Does my professional indemnity insurance cover AI-related errors?
This depends on your policy wording. Most PII policies cover professional negligence claims arising from errors in work you are responsible for, including errors that originated in AI tools you used. However, if your review process was so inadequate that a reasonable professional would have caught the error, your insurer may challenge cover or seek to reduce the settlement. Robust review processes and documentation are your best protection.
How often should I review my AI risk framework?
Review your AI risk framework at least annually, and also when: a new AI tool is introduced, existing tools make significant changes to their data processing terms, there is a material change to the regulatory environment (such as updated PCRT guidance or new ICO AI guidance), or an AI-related error or near-miss occurs in your practice. The regulatory and technology landscape is changing quickly enough that an annual review is the minimum, not the maximum.

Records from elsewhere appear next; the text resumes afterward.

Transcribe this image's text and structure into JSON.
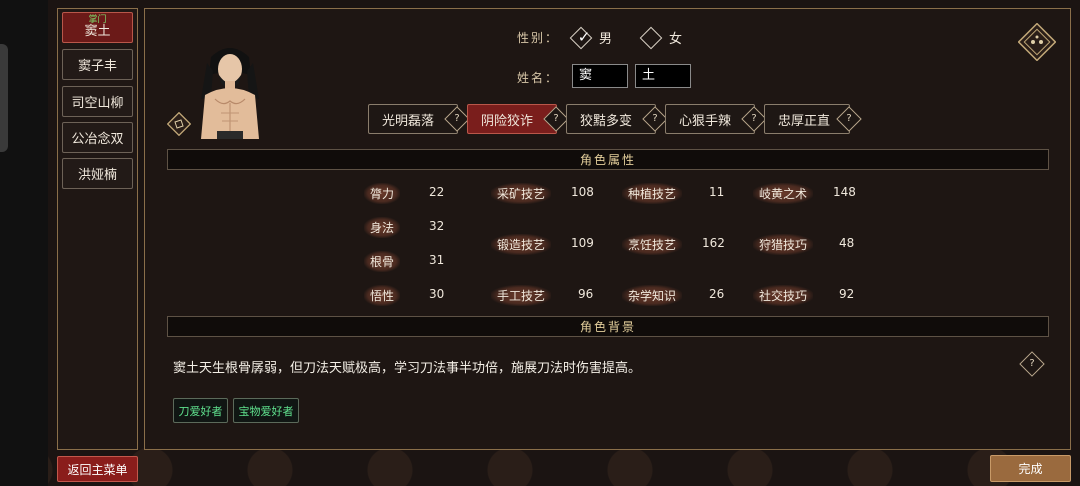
{
  "roster": {
    "items": [
      {
        "tag": "掌门",
        "name": "窦土"
      },
      {
        "name": "窦子丰"
      },
      {
        "name": "司空山柳"
      },
      {
        "name": "公冶念双"
      },
      {
        "name": "洪娅楠"
      }
    ]
  },
  "gender": {
    "label": "性别：",
    "options": [
      "男",
      "女"
    ],
    "selected": "男"
  },
  "name": {
    "label": "姓名：",
    "surname": "窦",
    "given": "土"
  },
  "traits": [
    {
      "label": "光明磊落",
      "help": "?"
    },
    {
      "label": "阴险狡诈",
      "help": "?",
      "selected": true
    },
    {
      "label": "狡黠多变",
      "help": "?"
    },
    {
      "label": "心狠手辣",
      "help": "?"
    },
    {
      "label": "忠厚正直",
      "help": "?"
    }
  ],
  "attributes": {
    "title": "角色属性",
    "stats": [
      {
        "name": "膂力",
        "value": "22"
      },
      {
        "name": "身法",
        "value": "32"
      },
      {
        "name": "根骨",
        "value": "31"
      },
      {
        "name": "悟性",
        "value": "30"
      },
      {
        "name": "采矿技艺",
        "value": "108"
      },
      {
        "name": "锻造技艺",
        "value": "109"
      },
      {
        "name": "手工技艺",
        "value": "96"
      },
      {
        "name": "种植技艺",
        "value": "11"
      },
      {
        "name": "烹饪技艺",
        "value": "162"
      },
      {
        "name": "杂学知识",
        "value": "26"
      },
      {
        "name": "岐黄之术",
        "value": "148"
      },
      {
        "name": "狩猎技巧",
        "value": "48"
      },
      {
        "name": "社交技巧",
        "value": "92"
      }
    ]
  },
  "background": {
    "title": "角色背景",
    "text": "窦土天生根骨孱弱，但刀法天赋极高，学习刀法事半功倍，施展刀法时伤害提高。",
    "help": "?",
    "tags": [
      "刀爱好者",
      "宝物爱好者"
    ]
  },
  "buttons": {
    "back": "返回主菜单",
    "done": "完成"
  },
  "colors": {
    "accent_red": "#7a1e1c",
    "gold": "#8a6f4a",
    "tag_green": "#5fe08d",
    "sect_green": "#7dd96b",
    "done_brown": "#9a6a3e"
  }
}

What training do staff need before using AI tools in my practice?
Staff need to understand five things before using AI tools: what the tool does and what its limitations are; what review is required before outputs are used; what categories of client data may be shared with which tools; how to report AI-related errors or concerns; and their personal professional responsibility for work they review and issue. A focused induction session plus written guidance for reference is usually sufficient.
Can I use AI risk management tools themselves to manage AI risk?
There are AI-powered compliance and risk tools that can help monitor for errors, flag anomalies, and maintain audit trails. These can be useful additions to your risk framework. However, they do not replace the human oversight requirements — they support it. Apply the same supplier assessment, DPA requirement, and risk assessment to AI risk management tools as to any other AI tool in your practice.